A’ purpett’ e’ mia nonna.
A’ purpett’ e’ mia nonna paterna.
A’ purpett’ e’ mia nonna paterna di domenica.
A’ purpett’ e’ mia nonna paterna di domenica a mezzogiorno.
A’ purpett’ e’ mia nonna paterna di domenica a mezzogiorno quando ritornavo dalla chiesa.
A’ purpett’ e’ mia nonna paterna di domenica a mezzogiorno quando ritornavo dalla chiesa e la trovavo li’.
A’ purpett’ e’ mia nonna paterna di domenica a mezzogiorno quando ritornavo dalla chiesa e la trovavo li’, annanz’ a na tiella.
A’ purpett’ e’ mia nonna paterna di domenica a mezzogiorno quando ritornavo dalla chiesa e la trovavo li’, annanz’ a na tiella, cu na bella schiumarola.
A’ purpett’ e’ mia nonna paterna di domenica a mezzogiorno quando ritornavo dalla chiesa e la trovavo li’, annanz’ a na tiella, cu na bella schiumarola, mentre io.
A’ purpett’ e’ mia nonna paterna di domenica a mezzogiorno quando ritornavo dalla chiesa e la trovavo li’, annanz’ a na tiella, cu na bella schiumarola, mentre io gia stev ca furchetta.
A’ purpett’ e’ mia nonna paterna di domenica a mezzogiorno quando ritornavo dalla chiesa e la trovavo li’, annanz’ a na tiella, cu na bella schiumarola, mentre io gia stev ca furchetta, pronto ad appizzare.
A’ purpett’ e’ mia nonna paterna di domenica a mezzogiorno quando ritornavo dalla chiesa e la trovavo li’, annanz’ a na tiella, cu na bella schiumarola, mentre io gia stev ca furchetta, pronto ad appizzare, direttamente a rint a tiella.
A’ purpett’ e’ mia nonna paterna di domenica a mezzogiorno quando ritornavo dalla chiesa e la trovavo li’, annanz’ a na tiella, cu na bella schiumarola, mentre io gia stev ca furchetta, pronto ad appizzare, direttamente a rint a tiella, chella bella cusarella.

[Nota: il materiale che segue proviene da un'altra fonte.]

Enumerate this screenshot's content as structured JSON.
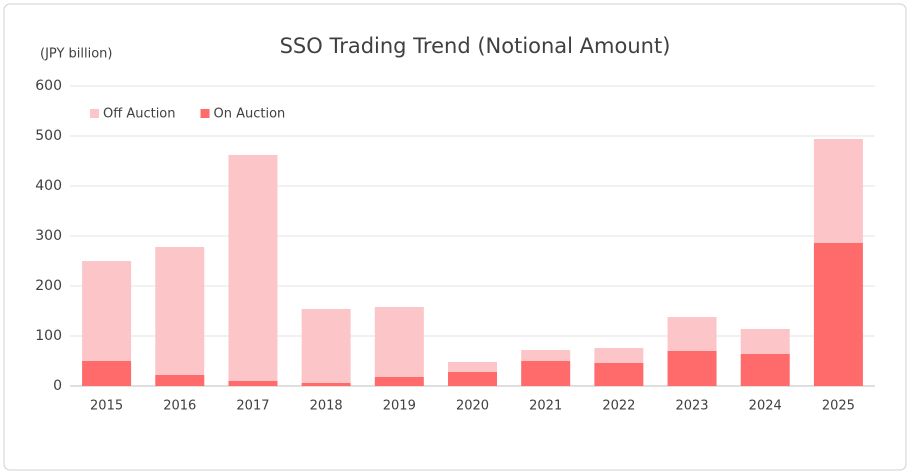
{
  "chart_data": {
    "type": "bar",
    "stacked": true,
    "title": "SSO Trading Trend (Notional Amount)",
    "y_label": "(JPY billion)",
    "categories": [
      "2015",
      "2016",
      "2017",
      "2018",
      "2019",
      "2020",
      "2021",
      "2022",
      "2023",
      "2024",
      "2025"
    ],
    "series": [
      {
        "name": "Off Auction",
        "color": "#fcc5c8",
        "values": [
          200,
          256,
          452,
          148,
          140,
          20,
          22,
          30,
          68,
          50,
          208
        ]
      },
      {
        "name": "On Auction",
        "color": "#ff6b6b",
        "values": [
          50,
          22,
          10,
          6,
          18,
          28,
          50,
          46,
          70,
          64,
          286
        ]
      }
    ],
    "ylim": [
      0,
      600
    ],
    "yticks": [
      0,
      100,
      200,
      300,
      400,
      500,
      600
    ],
    "grid": true
  }
}
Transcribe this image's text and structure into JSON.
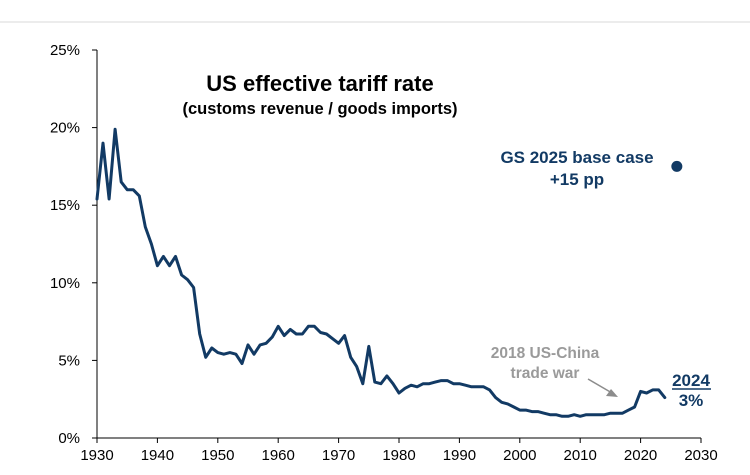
{
  "colors": {
    "series": "#123a64",
    "annotation_gray": "#9a9a9a",
    "axis": "#000000",
    "top_rule": "#d9d9d9"
  },
  "chart_data": {
    "type": "line",
    "title": "US effective tariff rate",
    "subtitle": "(customs revenue / goods imports)",
    "xlabel": "",
    "ylabel": "",
    "xlim": [
      1930,
      2030
    ],
    "ylim": [
      0,
      25
    ],
    "x_ticks": [
      1930,
      1940,
      1950,
      1960,
      1970,
      1980,
      1990,
      2000,
      2010,
      2020,
      2030
    ],
    "x_tick_labels": [
      "1930",
      "1940",
      "1950",
      "1960",
      "1970",
      "1980",
      "1990",
      "2000",
      "2010",
      "2020",
      "2030"
    ],
    "y_ticks": [
      0,
      5,
      10,
      15,
      20,
      25
    ],
    "y_tick_labels": [
      "0%",
      "5%",
      "10%",
      "15%",
      "20%",
      "25%"
    ],
    "grid": false,
    "series": [
      {
        "name": "US effective tariff rate",
        "x": [
          1930,
          1931,
          1932,
          1933,
          1934,
          1935,
          1936,
          1937,
          1938,
          1939,
          1940,
          1941,
          1942,
          1943,
          1944,
          1945,
          1946,
          1947,
          1948,
          1949,
          1950,
          1951,
          1952,
          1953,
          1954,
          1955,
          1956,
          1957,
          1958,
          1959,
          1960,
          1961,
          1962,
          1963,
          1964,
          1965,
          1966,
          1967,
          1968,
          1969,
          1970,
          1971,
          1972,
          1973,
          1974,
          1975,
          1976,
          1977,
          1978,
          1979,
          1980,
          1981,
          1982,
          1983,
          1984,
          1985,
          1986,
          1987,
          1988,
          1989,
          1990,
          1991,
          1992,
          1993,
          1994,
          1995,
          1996,
          1997,
          1998,
          1999,
          2000,
          2001,
          2002,
          2003,
          2004,
          2005,
          2006,
          2007,
          2008,
          2009,
          2010,
          2011,
          2012,
          2013,
          2014,
          2015,
          2016,
          2017,
          2018,
          2019,
          2020,
          2021,
          2022,
          2023,
          2024
        ],
        "values": [
          15.4,
          19.0,
          15.4,
          19.9,
          16.5,
          16.0,
          16.0,
          15.6,
          13.6,
          12.5,
          11.1,
          11.7,
          11.1,
          11.7,
          10.5,
          10.2,
          9.7,
          6.7,
          5.2,
          5.8,
          5.5,
          5.4,
          5.5,
          5.4,
          4.8,
          6.0,
          5.4,
          6.0,
          6.1,
          6.5,
          7.2,
          6.6,
          7.0,
          6.7,
          6.7,
          7.2,
          7.2,
          6.8,
          6.7,
          6.4,
          6.1,
          6.6,
          5.2,
          4.6,
          3.5,
          5.9,
          3.6,
          3.5,
          4.0,
          3.5,
          2.9,
          3.2,
          3.4,
          3.3,
          3.5,
          3.5,
          3.6,
          3.7,
          3.7,
          3.5,
          3.5,
          3.4,
          3.3,
          3.3,
          3.3,
          3.1,
          2.6,
          2.3,
          2.2,
          2.0,
          1.8,
          1.8,
          1.7,
          1.7,
          1.6,
          1.5,
          1.5,
          1.4,
          1.4,
          1.5,
          1.4,
          1.5,
          1.5,
          1.5,
          1.5,
          1.6,
          1.6,
          1.6,
          1.8,
          2.0,
          3.0,
          2.9,
          3.1,
          3.1,
          2.6
        ]
      }
    ],
    "points": [
      {
        "name": "GS 2025 base case",
        "x": 2026,
        "y": 17.5
      }
    ],
    "annotations": {
      "base_case_line1": "GS 2025 base case",
      "base_case_line2": "+15 pp",
      "trade_war_line1": "2018 US-China",
      "trade_war_line2": "trade war",
      "end_year": "2024",
      "end_value": "3%"
    }
  }
}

A’ purpett’ e’ mia nonna paterna di domenica a mezzogiorno quando ritornavo dalla chiesa e la trovavo li’, annanz’ a na tiella, cu na bella schiumarola, mentre io gia stev ca furchetta, pronto ad appizzare, direttamente a rint a tiella, chella bella cusarella, accussi’ sapurita.
A’ purpett’ e’ mia nonna paterna di domenica a mezzogiorno quando ritornavo dalla chiesa e la trovavo li’, annanz’ a na tiella, cu na bella schiumarola, mentre io gia stev ca furchetta, pronto ad appizzare, direttamente a rint a tiella, chella bella cusarella, accussi’ sapurita, e accussi’ vullente.
A’ purpett’ e’ mia nonna paterna di domenica a mezzogiorno quando ritornavo dalla chiesa e la trovavo li’, annanz’ a na tiella, cu na bella schiumarola, mentre io gia stev ca furchetta, pronto ad appizzare, direttamente a rint a tiella, chella bella cusarella, accussi’ sapurita, e accussi’ vullente, che magari t’ cuciv pure a vocca.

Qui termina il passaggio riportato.